The runner-up finish secured Xiao a spot in the American top 10, which qualified him automatically for the U.S. singles trials event, Feb. 10-12 in North Carolina. The top four finishers from that event will qualify for the continental trials back in Cary in April.

Li, who has been training with a provincial club team in Fouzhou, China, for the past 30 days, said Yiyong Fan, the top-ranked American, who also is training for the trials in China, should get one of the continental berths. Among the next nine, it’s a toss-up as to who might make it.

“There’s no player who’s dominant over everyone else,” Li said in a Skype call. “When we play, it will probably be a big mess. I don’t think anyone will have a clean record.”

Maryland-based Hall-of-Famer Larry Hodges said Xiao has as good a chance of any of those players to advance to the next round.

“One advantage he has is experience,” Hodges said. “He has one of the two best backhands in the country, and I think he was spurred on by how well he did at nationals.”

Li, who knows Xiao’s game better than anyone else, agreed.

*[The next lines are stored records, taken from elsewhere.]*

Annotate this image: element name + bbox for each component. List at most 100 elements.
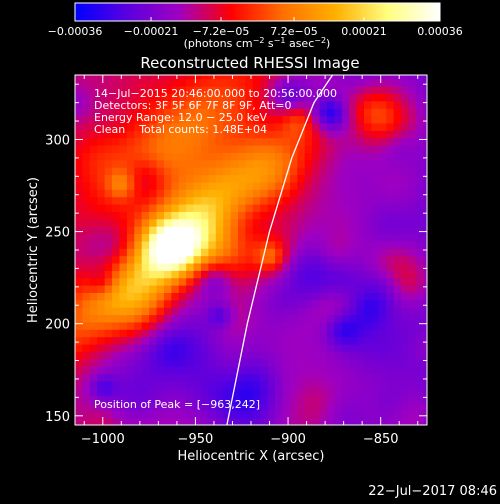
heatmap-cell	[171, 410, 180, 419]
heatmap-cell	[134, 351, 143, 360]
heatmap-cell	[364, 189, 373, 198]
heatmap-cell	[75, 307, 84, 316]
heatmap-cell	[215, 255, 224, 264]
heatmap-cell	[401, 115, 410, 124]
heatmap-cell	[238, 108, 247, 117]
heatmap-cell	[112, 336, 121, 345]
heatmap-cell	[386, 115, 395, 124]
heatmap-cell	[401, 299, 410, 308]
heatmap-cell	[297, 262, 306, 271]
heatmap-cell	[238, 351, 247, 360]
heatmap-cell	[163, 152, 172, 161]
heatmap-cell	[193, 86, 202, 95]
heatmap-cell	[104, 86, 113, 95]
heatmap-cell	[260, 86, 269, 95]
heatmap-cell	[282, 240, 291, 249]
heatmap-cell	[282, 145, 291, 153]
heatmap-cell	[326, 108, 335, 117]
x-tick-label: −900	[270, 432, 306, 447]
heatmap-cell	[126, 93, 135, 102]
heatmap-cell	[163, 145, 172, 153]
x-axis-label: Heliocentric X (arcsec)	[178, 449, 325, 464]
heatmap-cell	[186, 159, 195, 168]
heatmap-cell	[341, 174, 350, 183]
heatmap-cell	[423, 159, 427, 168]
heatmap-cell	[156, 203, 165, 212]
heatmap-cell	[149, 75, 158, 80]
heatmap-cell	[260, 388, 269, 397]
heatmap-cell	[289, 292, 298, 301]
heatmap-cell	[126, 152, 135, 161]
x-tick-label: −1000	[81, 432, 125, 447]
heatmap-cell	[408, 203, 417, 212]
heatmap-cell	[393, 410, 402, 419]
heatmap-cell	[126, 336, 135, 345]
heatmap-cell	[82, 336, 91, 345]
heatmap-cell	[326, 100, 335, 109]
heatmap-cell	[230, 211, 239, 220]
heatmap-cell	[326, 174, 335, 183]
heatmap-cell	[267, 329, 276, 338]
heatmap-cell	[156, 248, 165, 257]
heatmap-cell	[334, 145, 343, 153]
heatmap-cell	[349, 248, 358, 257]
heatmap-cell	[178, 395, 187, 404]
heatmap-cell	[238, 233, 247, 242]
heatmap-cell	[245, 366, 254, 375]
heatmap-cell	[82, 226, 91, 235]
heatmap-cell	[401, 329, 410, 338]
heatmap-cell	[319, 226, 328, 235]
heatmap-cell	[297, 321, 306, 330]
colorbar-tick-label: 0.00021	[341, 25, 387, 38]
heatmap-cell	[119, 285, 128, 293]
heatmap-cell	[112, 196, 121, 205]
heatmap-cell	[378, 174, 387, 183]
heatmap-cell	[267, 373, 276, 382]
heatmap-cell	[141, 248, 150, 257]
heatmap-cell	[156, 307, 165, 316]
heatmap-cell	[230, 366, 239, 375]
heatmap-cell	[349, 373, 358, 382]
heatmap-cell	[245, 75, 254, 80]
heatmap-cell	[252, 262, 261, 271]
heatmap-cell	[267, 402, 276, 411]
heatmap-cell	[304, 115, 313, 124]
heatmap-cell	[282, 93, 291, 102]
heatmap-cell	[341, 292, 350, 301]
heatmap-cell	[163, 262, 172, 271]
heatmap-cell	[178, 78, 187, 87]
heatmap-cell	[200, 307, 209, 316]
heatmap-cell	[200, 366, 209, 375]
heatmap-cell	[104, 321, 113, 330]
heatmap-cell	[341, 93, 350, 102]
heatmap-cell	[171, 270, 180, 279]
heatmap-cell	[104, 314, 113, 323]
heatmap-cell	[401, 270, 410, 279]
heatmap-cell	[149, 78, 158, 87]
heatmap-cell	[104, 380, 113, 389]
heatmap-cell	[267, 233, 276, 242]
heatmap-cell	[245, 174, 254, 183]
heatmap-cell	[252, 108, 261, 117]
heatmap-cell	[119, 262, 128, 271]
heatmap-cell	[141, 122, 150, 131]
heatmap-cell	[97, 314, 106, 323]
heatmap-cell	[386, 255, 395, 264]
heatmap-cell	[193, 130, 202, 139]
heatmap-cell	[326, 358, 335, 367]
heatmap-cell	[260, 307, 269, 316]
heatmap-cell	[282, 351, 291, 360]
heatmap-cell	[82, 292, 91, 301]
heatmap-cell	[401, 122, 410, 131]
heatmap-cell	[75, 100, 84, 109]
heatmap-cell	[364, 211, 373, 220]
heatmap-cell	[82, 255, 91, 264]
heatmap-cell	[401, 358, 410, 367]
heatmap-cell	[423, 358, 427, 367]
heatmap-cell	[223, 145, 232, 153]
heatmap-cell	[341, 417, 350, 425]
heatmap-cell	[171, 366, 180, 375]
heatmap-cell	[415, 248, 424, 257]
heatmap-cell	[149, 373, 158, 382]
heatmap-cell	[386, 159, 395, 168]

“He’s got a special gift,” Li said of Xiao’s ’backhand loop’. “Most U.S. players are trying to avoid letting him have that shot.”

He’s probably the most talented homegrown American player in the field, but because he hasn’t been playing full-time for the past six months like some of his competitors, Xiao only puts his odds of getting through to the continental qualifier at about 50-50.

“I’m going to try to do my best there and not think about anything else,” he said. “When I’m there I’m just thinking about a point at a time.”

But would Xiao feel guilty about making it out of next month’s tournament when he’s only been seriously training since October?

“I’ve always prided myself on training smart and being really cerebral about it. Rather than making it a grind. I get bored easily,” he said. “I would feel a little bit guilty, but at the end, everybody has the same opportunity to make it.

“It’s just if I work smarter than you for five months, I’d feel proud I could pull something like that off.”